Million Dollar Homepage
Year First Appeared
2005
Creator
Alex Tew
The Million Dollar Homepage is a website created in 2005 by Alex Tew, a 21-year-old university student from Wiltshire, England, who needed money to pay for college. The concept was absurdly simple: a single webpage consisting of a 1000×1000 pixel grid, one million pixels total, where anyone could buy pixels at one dollar each, in minimum blocks of 10×10 (100 pixels/$100). Buyers would supply a tiny image and a URL, and their purchase would become a permanent, clickable tile on the page. The site filled up over the course of about five months, with the last 1, 000 pixels auctioned on eBay in January 2006, ultimately generating exactly $1, 037, 100 in total revenue.
Importance in Internet Culture
The Million Dollar Homepage was one of the earliest and purest demonstrations of virality as a business model on the web. Tew didn't build a product, a service, or a platform, he built a concept so immediately legible and shareable that the web's own attention dynamics did the rest. News coverage and word-of-mouth drove traffic, which drove more pixel purchases, which drove more coverage, in a self-reinforcing loop that presaged how ideas would spread on the social web.
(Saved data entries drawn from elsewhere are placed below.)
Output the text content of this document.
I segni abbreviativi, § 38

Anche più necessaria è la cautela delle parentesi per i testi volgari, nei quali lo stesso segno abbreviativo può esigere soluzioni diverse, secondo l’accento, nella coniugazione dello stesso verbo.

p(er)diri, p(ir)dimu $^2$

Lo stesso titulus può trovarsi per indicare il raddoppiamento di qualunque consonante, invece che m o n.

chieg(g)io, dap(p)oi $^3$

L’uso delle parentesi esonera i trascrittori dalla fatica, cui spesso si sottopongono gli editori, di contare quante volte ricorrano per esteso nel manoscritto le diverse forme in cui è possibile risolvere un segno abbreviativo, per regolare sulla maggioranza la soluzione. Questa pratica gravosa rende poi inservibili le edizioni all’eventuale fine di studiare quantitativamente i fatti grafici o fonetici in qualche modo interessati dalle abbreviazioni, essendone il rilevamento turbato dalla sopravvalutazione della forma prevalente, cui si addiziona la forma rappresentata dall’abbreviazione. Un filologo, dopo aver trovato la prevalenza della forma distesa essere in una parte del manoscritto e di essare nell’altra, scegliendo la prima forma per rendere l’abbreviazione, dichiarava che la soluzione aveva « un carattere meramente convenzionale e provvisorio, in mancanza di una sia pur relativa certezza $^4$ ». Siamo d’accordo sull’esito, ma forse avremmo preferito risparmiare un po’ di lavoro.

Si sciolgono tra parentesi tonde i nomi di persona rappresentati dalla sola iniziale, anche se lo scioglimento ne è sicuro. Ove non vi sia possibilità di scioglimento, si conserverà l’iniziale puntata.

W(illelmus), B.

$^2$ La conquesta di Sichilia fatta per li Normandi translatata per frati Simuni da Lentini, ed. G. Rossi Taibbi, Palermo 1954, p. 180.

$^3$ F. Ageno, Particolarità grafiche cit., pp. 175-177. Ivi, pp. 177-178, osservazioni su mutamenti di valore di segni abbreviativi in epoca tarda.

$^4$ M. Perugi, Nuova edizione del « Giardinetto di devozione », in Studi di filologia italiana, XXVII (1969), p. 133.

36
The site also became an unintentional time capsule of the mid-2000s internet: its grid of tiny, garish advertisements, for casinos, dating sites, domain speculators, random businesses, and personal projects, looks like a freeze-frame of the web's commercial id at that moment. It inspired hundreds of copycat projects (almost none of which succeeded), and it established a template for the one simple gimmick internet fundraising stunt that would recur in various forms for years afterward. In retrospect, it also foreshadowed the logic of selling scarce digital real estate, a concept that would resurface, with considerably more complexity, in NFTs and virtual land nearly two decades later.